Economia

Receita Federal revoga ato normativo sobre fiscalização do Pix e governo anuncia medida provisória

Governo editará MP para proibir diferenciação de preços entre transações feitas via Pix e dinheiro

15 de Janeiro de 2025
Foto: Marcello Casal / Agência Brasil

A Receita Federal revogou o ato normativo que ampliava a fiscalização das transações do Pix, que incluía bancos digitais, fintechs e instituições de pagamento, após a proliferação de fake news sobre o tema. Em seu lugar, o governo federal editará uma medida provisória (MP) para garantir que não haja diferenciação nos preços entre transações realizadas via Pix e em dinheiro. 

O ministro da Fazenda, Fernando Haddad, e o secretário especial da Receita Federal, Robinson Barreirinhas, anunciaram a revogação e explicaram que a MP esclarecerá pontos essenciais sobre a modalidade. A medida também reforçará princípios constitucionais, como o sigilo bancário e a gratuidade do Pix para pessoas físicas. Além disso, a MP proíbe a prática recente de cobrar preços diferentes dependendo da forma de pagamento, uma situação que começou a ser identificada nos últimos dias. 

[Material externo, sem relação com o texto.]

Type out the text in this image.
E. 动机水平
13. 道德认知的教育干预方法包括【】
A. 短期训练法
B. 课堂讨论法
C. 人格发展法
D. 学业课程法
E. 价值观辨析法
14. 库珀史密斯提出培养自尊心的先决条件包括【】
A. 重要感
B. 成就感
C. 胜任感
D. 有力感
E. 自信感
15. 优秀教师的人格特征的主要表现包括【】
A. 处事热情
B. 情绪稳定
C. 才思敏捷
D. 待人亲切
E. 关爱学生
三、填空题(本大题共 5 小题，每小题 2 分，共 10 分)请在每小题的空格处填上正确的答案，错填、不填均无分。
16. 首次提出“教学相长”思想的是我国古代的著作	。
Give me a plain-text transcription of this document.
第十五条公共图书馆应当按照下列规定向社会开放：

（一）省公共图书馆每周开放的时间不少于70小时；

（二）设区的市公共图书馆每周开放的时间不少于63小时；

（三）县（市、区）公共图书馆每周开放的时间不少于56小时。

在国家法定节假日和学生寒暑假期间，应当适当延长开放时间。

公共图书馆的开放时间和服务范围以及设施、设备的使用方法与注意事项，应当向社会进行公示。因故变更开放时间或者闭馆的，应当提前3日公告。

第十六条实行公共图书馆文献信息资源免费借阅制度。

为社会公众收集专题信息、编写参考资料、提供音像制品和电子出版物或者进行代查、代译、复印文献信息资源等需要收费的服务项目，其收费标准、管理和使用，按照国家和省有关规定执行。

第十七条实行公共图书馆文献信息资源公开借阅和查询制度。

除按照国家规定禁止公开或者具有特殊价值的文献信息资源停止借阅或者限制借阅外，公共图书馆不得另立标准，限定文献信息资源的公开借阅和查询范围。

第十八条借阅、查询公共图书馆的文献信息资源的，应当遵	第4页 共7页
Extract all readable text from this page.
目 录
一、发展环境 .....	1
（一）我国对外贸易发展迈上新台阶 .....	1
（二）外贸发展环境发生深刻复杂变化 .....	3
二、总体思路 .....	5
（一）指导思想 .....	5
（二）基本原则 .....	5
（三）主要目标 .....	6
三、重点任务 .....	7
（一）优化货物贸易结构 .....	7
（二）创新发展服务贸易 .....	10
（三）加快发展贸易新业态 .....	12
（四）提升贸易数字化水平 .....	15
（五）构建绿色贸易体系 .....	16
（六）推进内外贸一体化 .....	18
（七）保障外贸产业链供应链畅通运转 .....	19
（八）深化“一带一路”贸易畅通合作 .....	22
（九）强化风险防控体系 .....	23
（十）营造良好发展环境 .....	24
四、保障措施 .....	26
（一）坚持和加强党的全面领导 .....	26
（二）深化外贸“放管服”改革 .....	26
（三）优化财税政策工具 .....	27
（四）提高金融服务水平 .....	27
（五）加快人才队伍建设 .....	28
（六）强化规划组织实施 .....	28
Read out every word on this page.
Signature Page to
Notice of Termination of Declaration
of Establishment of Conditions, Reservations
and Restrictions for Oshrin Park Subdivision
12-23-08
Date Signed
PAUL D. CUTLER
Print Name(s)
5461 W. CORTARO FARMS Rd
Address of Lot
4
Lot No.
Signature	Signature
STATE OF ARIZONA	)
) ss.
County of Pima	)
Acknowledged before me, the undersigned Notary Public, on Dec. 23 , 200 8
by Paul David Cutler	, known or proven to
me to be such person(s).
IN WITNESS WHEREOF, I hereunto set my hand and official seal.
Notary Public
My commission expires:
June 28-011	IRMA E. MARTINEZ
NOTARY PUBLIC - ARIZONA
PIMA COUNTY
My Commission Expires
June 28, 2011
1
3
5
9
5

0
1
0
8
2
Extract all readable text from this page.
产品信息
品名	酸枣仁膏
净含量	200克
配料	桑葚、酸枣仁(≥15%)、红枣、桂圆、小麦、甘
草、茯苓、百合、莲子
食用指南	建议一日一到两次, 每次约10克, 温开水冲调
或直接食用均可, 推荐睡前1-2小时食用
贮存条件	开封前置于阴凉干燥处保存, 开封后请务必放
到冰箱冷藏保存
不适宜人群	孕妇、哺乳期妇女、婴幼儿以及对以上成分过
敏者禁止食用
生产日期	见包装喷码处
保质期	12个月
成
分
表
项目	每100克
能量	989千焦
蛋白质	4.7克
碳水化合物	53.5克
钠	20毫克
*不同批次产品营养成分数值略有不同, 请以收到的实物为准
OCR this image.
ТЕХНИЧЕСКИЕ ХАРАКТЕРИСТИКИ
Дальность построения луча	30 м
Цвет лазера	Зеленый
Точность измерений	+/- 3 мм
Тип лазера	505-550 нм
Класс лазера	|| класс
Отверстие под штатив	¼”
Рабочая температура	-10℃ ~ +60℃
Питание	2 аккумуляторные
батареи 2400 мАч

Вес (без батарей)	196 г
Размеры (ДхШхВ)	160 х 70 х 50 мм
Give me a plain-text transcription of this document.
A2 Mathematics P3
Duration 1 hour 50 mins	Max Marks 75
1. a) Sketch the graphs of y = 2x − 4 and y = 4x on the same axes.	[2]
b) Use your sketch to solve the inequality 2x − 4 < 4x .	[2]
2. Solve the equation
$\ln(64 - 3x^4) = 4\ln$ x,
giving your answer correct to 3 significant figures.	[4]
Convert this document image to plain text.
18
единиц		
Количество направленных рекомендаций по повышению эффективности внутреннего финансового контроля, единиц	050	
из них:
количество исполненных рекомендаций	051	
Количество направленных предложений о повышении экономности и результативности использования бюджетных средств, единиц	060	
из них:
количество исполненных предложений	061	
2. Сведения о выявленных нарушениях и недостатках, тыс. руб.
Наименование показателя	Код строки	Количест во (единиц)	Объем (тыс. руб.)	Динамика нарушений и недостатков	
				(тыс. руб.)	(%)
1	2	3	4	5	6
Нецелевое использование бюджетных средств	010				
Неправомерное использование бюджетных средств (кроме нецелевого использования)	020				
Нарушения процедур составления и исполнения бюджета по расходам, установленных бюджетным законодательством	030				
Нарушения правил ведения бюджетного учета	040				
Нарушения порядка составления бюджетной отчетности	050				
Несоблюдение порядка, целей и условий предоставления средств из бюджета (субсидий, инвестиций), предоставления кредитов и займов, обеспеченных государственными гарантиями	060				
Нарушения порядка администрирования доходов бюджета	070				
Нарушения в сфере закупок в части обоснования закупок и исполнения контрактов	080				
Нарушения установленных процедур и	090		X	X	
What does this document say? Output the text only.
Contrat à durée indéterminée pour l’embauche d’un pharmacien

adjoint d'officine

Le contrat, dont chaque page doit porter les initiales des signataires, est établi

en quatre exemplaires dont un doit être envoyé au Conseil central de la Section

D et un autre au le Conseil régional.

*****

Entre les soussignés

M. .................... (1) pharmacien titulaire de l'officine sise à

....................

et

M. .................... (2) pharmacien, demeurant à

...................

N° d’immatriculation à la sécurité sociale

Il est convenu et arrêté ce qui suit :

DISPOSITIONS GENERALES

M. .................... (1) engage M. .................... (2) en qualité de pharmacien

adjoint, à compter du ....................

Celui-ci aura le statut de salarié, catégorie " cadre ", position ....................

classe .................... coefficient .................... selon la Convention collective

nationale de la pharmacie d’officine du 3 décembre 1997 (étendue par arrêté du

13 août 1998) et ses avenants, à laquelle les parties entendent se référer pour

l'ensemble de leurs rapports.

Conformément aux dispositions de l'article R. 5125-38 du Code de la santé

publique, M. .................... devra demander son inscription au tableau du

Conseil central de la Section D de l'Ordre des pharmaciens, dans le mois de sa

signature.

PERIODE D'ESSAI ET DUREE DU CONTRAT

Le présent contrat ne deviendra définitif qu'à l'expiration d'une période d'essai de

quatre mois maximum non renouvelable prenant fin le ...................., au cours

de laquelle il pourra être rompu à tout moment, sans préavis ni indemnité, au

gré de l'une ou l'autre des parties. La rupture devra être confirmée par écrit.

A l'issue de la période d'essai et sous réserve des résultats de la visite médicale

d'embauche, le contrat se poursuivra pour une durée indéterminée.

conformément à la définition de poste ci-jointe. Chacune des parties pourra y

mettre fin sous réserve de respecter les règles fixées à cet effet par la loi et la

“Essa revogação se dá por dois motivos: tirar isso que tristemente virou uma arma nas mãos desses criminosos e inescrupulosos. A segunda razão é não prejudicar a tramitação do ato que será anunciado [a medida provisória]”, afirmou Barreirinhas. 

Com a MP, comerciantes estarão proibidos de cobrar valores mais altos para pagamentos via Pix em comparação com os feitos em dinheiro. Haddad também destacou que a medida visa combater as fakes news sobre uma possível taxação do Pix, que circulam nas redes sociais desde o início do ano. 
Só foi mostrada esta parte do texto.